Mr. Aning-Dea, who was speaking in an interview with B&FT at a tour of the plantation organised by the company, said at the moment they have been doing maintenance.
He explained that because all the trees are of economic value, the civil-cultural practices employed are to ensure that the state will maximise profit when need be.
While the first phase is ready to be handed over to the state, phase 2 of the reforestation intervention – a 257-hectare cultivated forest in the Kweikaro Production Forest Reserves – will be transferred latest by 2027.
This project, which also began in September 2016, is made up of various tree species – including Wawa, Ofram, Emire, Ceiba, Mahogany, Kusia and Cedrela – and were nurtured from 243,628 seedlings.
These interventions by the mine to re-cultivate degraded lands into forests will also help position the country to meet its commitment to the Sustainable Development Goals (SDG), specifically SDG 15.
SDG 15 stresses the need to protect, restore and promote sustainable use of terrestrial ecosystems, sustainably manage forests, combat desertification, halt and reverse land degradation, and halt biodiversity loss.
Forests have a significant role in reducing the risk of natural disasters, including floods, droughts, landslides and other extreme events. At the global level, forests mitigate climate change through carbon sequestration, contribute to the balance of oxygen, carbon dioxide and humidity in the air, and protect watersheds, which supply 75 percent of freshwater worldwide.
Investing in forests and forestry represent an investment in people and their livelihoods, especially the rural poor, youth and women. Around 1.6 billion people – including more than 2,000 indigenous cultures – depend on forests for their livelihood.

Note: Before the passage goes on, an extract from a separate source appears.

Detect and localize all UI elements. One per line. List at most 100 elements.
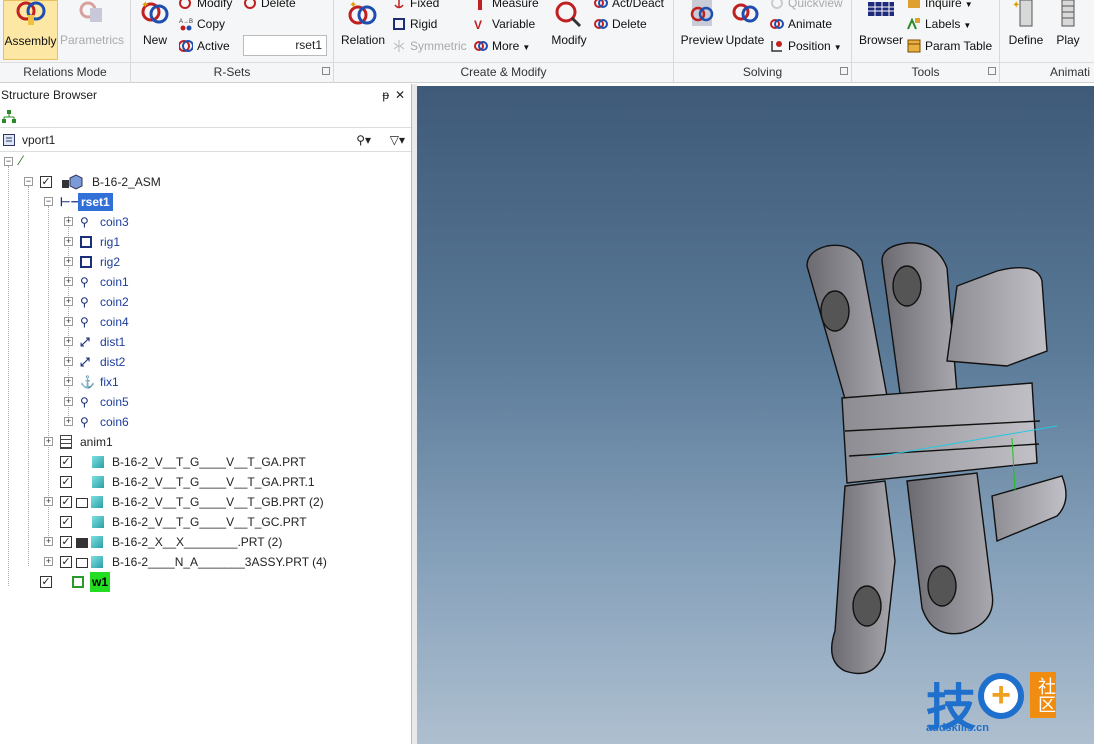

Forests are the most biologically diverse ecosystems on land, home to more than 80 percent of the terrestrial species of animals, plants and insects. They also provide shelter, jobs and security for forest-dependent communities.
Therefore, the future of forests and forestry in sustainable development at all levels was at the core of the XIV World Forestry, hosted in Durban from 7th to 11th September, 2015.